Eighteen percent of students affiliated with the Office of Specialized Services (OSS) are STEM majors, according to OSS Assistant Director Missy Long. When the curriculum conflicts with their abilities, faculty and staff collaborate.

“Disability is so diverse… I don’t think there is one common challenge that is faced,” Long said. Over the years, Ramapo has renovated and purchased assistive technology to offer solutions as diverse as these challenges, from specialized stethoscopes for students with hearing impairments to lab hoods accessible to wheelchair users.

However, the costs add up quickly. “Unfortunately, there’s not a lot of funding to help people with disabilities,” Long said. She described how the state budget for organizations like the Division of Vocational Rehab, which has funded OSS in the past, has declined.

As a result, professors often must get creative with accommodations, especially for field classes.

Ramapo Valley County Reservation is a great site for learning about different plant species and rock types, but much of its terrain is uneven. Photo by William Jackson

“You can’t just pick a site that’s accessible if it doesn’t have what you’re trying to teach the students about,” Rainforth said. When selecting a location, she balances how many students can easily get there and how many course components are present. “It may be a less optimal learning experience for the whole because it doesn’t necessarily have all the features you wanted to see, but it’s got at least some of them.”

When there is no compromise, she streams on her phone for remote students while leading the rest of the class over rough terrain. “It would be easier if we had a dedicated videographer [but] it becomes a resource issue to a degree.”

Not all environmental science majors work in the field or a lab, but the degree requirements mandate field and lab skills. Junior Connor Sweeny envisioned himself working on marine wildlife conservation behind a desk or teaching in a classroom, but to get there he was required to take classes that were not designed with wheelchair users and mobility issues in mind.
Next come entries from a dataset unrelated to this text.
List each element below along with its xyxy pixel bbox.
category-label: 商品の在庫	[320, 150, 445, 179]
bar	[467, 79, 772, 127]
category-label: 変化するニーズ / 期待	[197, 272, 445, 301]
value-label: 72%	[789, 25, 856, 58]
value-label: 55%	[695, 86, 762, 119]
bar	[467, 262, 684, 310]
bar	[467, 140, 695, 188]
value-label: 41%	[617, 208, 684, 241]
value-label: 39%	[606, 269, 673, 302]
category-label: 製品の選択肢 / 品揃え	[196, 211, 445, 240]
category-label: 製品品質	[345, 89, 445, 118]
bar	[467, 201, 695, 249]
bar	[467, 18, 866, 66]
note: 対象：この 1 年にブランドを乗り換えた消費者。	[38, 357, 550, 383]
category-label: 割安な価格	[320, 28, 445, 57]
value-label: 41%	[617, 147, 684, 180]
“I would prefer to be in alternative classes — especially if I already knew that I inevitably don’t want to go into field work — because there’s really nothing that you could do for me to go into the water. There’s just no way that could be accessible enough,” Sweeny said.

From navigating uneven terrain in a field class to writing on paper lab reports, his mobility issues presented an array of difficulties that led to him swapping to a Bachelor of Arts in sustainability.

“Not all disabilities can be solved by just one or two common accommodations,” Sweeny said.

After being diagnosed with a non-celiac gluten sensitivity, junior Karolyn Garcia also decided to switch. “My issue isn’t solely me needing a bathroom. I can’t predict when I’m going to suffer, and any of the other associated symptoms. I would just rather not have to experience pain in the middle of nowhere.”

Meetings with OSS and faculty made her realize setting up accommodations would require time she did not have if she wanted to graduate within four years, so she changed to a Bachelor of Arts in environmental studies.

Students with disabilities cannot complete STEM degrees when their needs are not being met due to resource shortages and degree programs designed around assumptions of what physical tasks their holders should be able to perform.

“When the bare minimum thing that you need is not easily offered, it will likely not allow you to succeed,” Garcia said.

Leveling the playing field starts with academics and professionals alike acknowledging the need for diverse perspectives in STEM and making them feel welcome.

“As the faculty turn-over, we’re seeing a much greater appreciation of these issues, and ‘How do we make it work? We have to make it work, so let’s get as creative as we possibly can.’ As opposed to 20 years ago a faculty member might have been ‘Well, if you can’t do it, you can’t do it, so just change your major now,’” Rainforth said.